Actually, at the first window you were in front of that was the superintendent's window right?

Is that what I said?

You said the principal both times.

Yes I meant the Superintendent. First I was in front of the superintendent's window and then I went into the principal's office. That's correct.

Well do you have anything else you'd like to add?

Well I just have been very blessed. I guess one of the highlights in my life. The Lord also blessed me with a home that's built for handicapped people that is very convenient. We built a new home in 1994 and it has all the conveniences for me with no steps and everything and a bar that's lowered to be like a desktop for cooking and I just have a wonderful family. All my brothers and sisters were still very close to each other, the ones of us that are still living and there's seven of us or is it eight that are living. Seven or eight? Seven.

Eight.

And my husband's family is a good family too so the Lord just answered every prayer just much better than I could have ever hoped for.

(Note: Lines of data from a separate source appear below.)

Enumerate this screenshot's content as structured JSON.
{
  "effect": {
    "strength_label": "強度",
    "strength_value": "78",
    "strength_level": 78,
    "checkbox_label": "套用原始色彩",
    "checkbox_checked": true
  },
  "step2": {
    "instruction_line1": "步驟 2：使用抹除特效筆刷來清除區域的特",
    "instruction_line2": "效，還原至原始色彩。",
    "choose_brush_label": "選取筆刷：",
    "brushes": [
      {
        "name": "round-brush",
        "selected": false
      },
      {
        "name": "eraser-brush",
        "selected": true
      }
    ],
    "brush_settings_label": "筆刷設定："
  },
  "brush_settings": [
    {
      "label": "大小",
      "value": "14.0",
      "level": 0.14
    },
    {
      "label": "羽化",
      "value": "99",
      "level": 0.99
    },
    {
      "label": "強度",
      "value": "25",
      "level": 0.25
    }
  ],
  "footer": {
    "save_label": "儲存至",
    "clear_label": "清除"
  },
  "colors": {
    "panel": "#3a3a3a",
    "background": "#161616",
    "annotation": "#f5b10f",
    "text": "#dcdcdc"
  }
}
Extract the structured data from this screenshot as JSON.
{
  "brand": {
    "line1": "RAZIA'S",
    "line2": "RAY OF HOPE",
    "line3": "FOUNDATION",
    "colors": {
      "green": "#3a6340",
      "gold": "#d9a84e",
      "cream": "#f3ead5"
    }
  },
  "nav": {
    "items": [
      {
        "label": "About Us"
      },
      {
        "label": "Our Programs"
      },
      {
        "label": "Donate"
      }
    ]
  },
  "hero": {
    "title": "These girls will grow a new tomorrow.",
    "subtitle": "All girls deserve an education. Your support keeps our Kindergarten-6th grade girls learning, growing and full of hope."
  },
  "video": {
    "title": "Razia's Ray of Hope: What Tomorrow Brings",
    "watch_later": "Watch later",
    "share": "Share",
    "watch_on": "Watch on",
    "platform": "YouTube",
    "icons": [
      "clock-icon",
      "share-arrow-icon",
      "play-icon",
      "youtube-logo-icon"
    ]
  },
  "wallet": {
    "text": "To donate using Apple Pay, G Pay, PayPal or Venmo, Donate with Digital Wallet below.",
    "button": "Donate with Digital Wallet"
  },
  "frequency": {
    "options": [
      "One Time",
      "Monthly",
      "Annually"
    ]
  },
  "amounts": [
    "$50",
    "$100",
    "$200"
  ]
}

Has Bobby, your husband, been pretty patient with your handicap throughout the years?

He's been extremely patient. He's never acted like it bothered him at all. He's very supportive and always very complimentary. I'm always saying do I look okay and his response is beautiful as always. I’ve sure got him fooled.

Does he give lessons? Well let me just add to that your house looks like Martha Stewart's house. You put me to shame your house is always perfect and never a thing out of place whereas mine is just lived in so maybe you’ve had to try harder.

Well just think that probably makes people more determined or something. I don't know I mean when you have a weakness then you just have to have an extra little amount of determination, I think because I've seen that in other people that had polio or disabilities you just what I think you have something to prove you know when you've had a normal life things just go on but one of the sad things about polio though that I might mention, a lot of us that had been so determined and gone on and live normal lives are now experiencing polio syndrome which is where a polio comes back in affects us again so far I've been very fortunate because I take lots of vitamins and no medications and I'm not very in any pain from it or anything but I have slowed down a lot but haven't we all as we get older.

Yeah.

So ,I don't know if it's just age or the polio syndrome.

Okay, well thank you for coming down today to record your story.

Well I hope I didn't forget something important that's my main fear.

Oh there is so much you could tell, you just have to do what you can do in an hour.